Earlier this week, Microsoft patched a vulnerability that was flagged with the “highest ever” severity score obtained by an ASP.NET Core security flaw.
This HTTP request smuggling bug (CVE-2025-55315) was discovered within the Kestrel ASP.NET Core net server, and it allows authenticated attackers to smuggle one other HTTP request to hijack different customers’ credentials or bypass front-end security controls.
“An attacker who efficiently exploited this vulnerability might view delicate data reminiscent of different consumer’s credentials (Confidentiality) and make adjustments to file contents on the goal server (Integrity), and so they would possibly have the ability to power a crash throughout the server (Availability),” Microsoft mentioned in a Tuesday advisory.
To make sure that their ASP.NET Core purposes are secured towards potential assaults, Microsoft advises builders and customers to take the next measures:
- If operating .NET 8 or later, set up the .NET replace from Microsoft Replace, then restart your utility or reboot the machine.
- If operating .NET 2.3, replace the bundle reference for Microsoft.AspNet.Server.Kestrel.Core to 2.3.6, then recompile the appliance, and redeploy.
- If operating a self-contained/single-file utility, set up the .NET replace, recompile, and redeploy.
To deal with the vulnerability, Microsoft has launched security updates for Microsoft Visible Studio 2022, ASP.NET Core 2.3, ASP.NET Core 8.0, and ASP.NET Core 9.0, in addition to the Microsoft.AspNetCore.Server.Kestrel.Core bundle for ASP.NET Core 2.x apps.
As .NET security technical program supervisor Barry Dorrans defined, the affect of CVE-2025-55315 assaults would rely on the focused ASP.NET utility, and susccesful exploitation might permit the risk actors to log in as a special consumer (for privilege escalation), make an inside request (in server-side request forgery assaults), bypass cross-site request forgery (CSRF) checks, or carry out injection assaults.
“However we do not know what’s potential as a result of it is depending on how you have written your app.

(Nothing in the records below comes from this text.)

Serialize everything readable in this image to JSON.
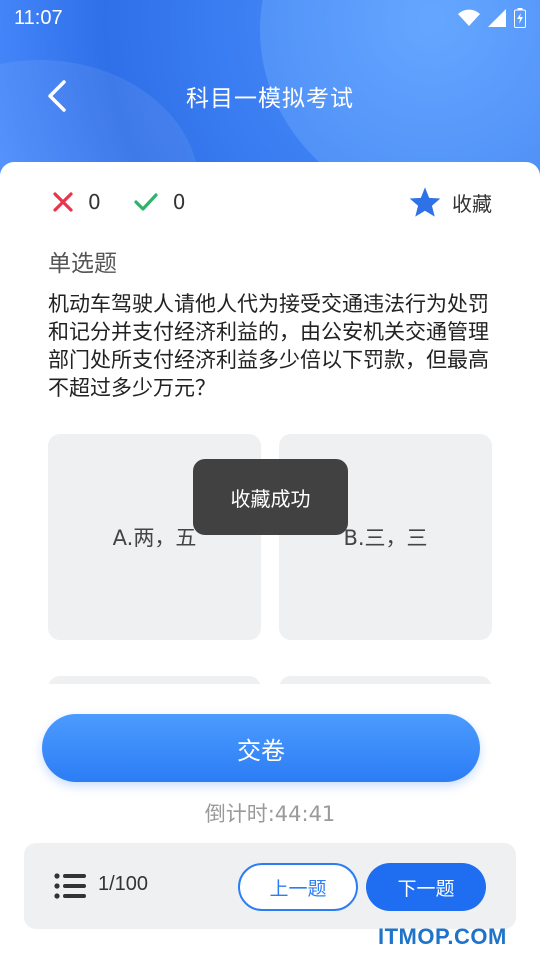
{
  "status_bar": {
    "time": "11:07"
  },
  "nav": {
    "title": "科目一模拟考试",
    "back_icon": "chevron-left-icon"
  },
  "score": {
    "wrong_count": "0",
    "right_count": "0",
    "favorite_label": "收藏"
  },
  "question": {
    "type": "单选题",
    "text": "机动车驾驶人请他人代为接受交通违法行为处罚和记分并支付经济利益的，由公安机关交通管理部门处所支付经济利益多少倍以下罚款，但最高不超过多少万元？",
    "options": [
      {
        "label": "A.两，五"
      },
      {
        "label": "B.三，三"
      }
    ]
  },
  "toast": {
    "text": "收藏成功"
  },
  "actions": {
    "submit_label": "交卷",
    "countdown": "倒计时:44:41"
  },
  "bottom_bar": {
    "progress": "1/100",
    "prev_label": "上一题",
    "next_label": "下一题"
  },
  "watermark": "ITMOP.COM",
  "colors": {
    "primary": "#2c7df5",
    "wrong": "#e8344c",
    "right": "#2fb36b",
    "star": "#2f72e8"
  }
}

Thus, we rating with the worst potential case in thoughts, a security function bypass which adjustments scope,” Dorrans mentioned.
“Is that probably? No, most likely not except your utility code is doing one thing odd and skips a bunch of checks that it should be making on each request. Nevertheless please go replace.”
Throughout this month’s Patch Tuesday, Microsoft launched security updates for 172 flaws, together with eight “Crucial” vulnerabilities and 6 zero-day bugs (three of which have been exploited in assaults).
This week, Microsoft additionally printed KB5066791, a cumulative replace that features the ultimate Home windows 10 security updates because the working system reaches the tip of its assist lifecycle.
46% of environments had passwords cracked, almost doubling from 25% final yr.
Get the Picus Blue Report 2025 now for a complete take a look at extra findings on prevention, detection, and knowledge exfiltration developments.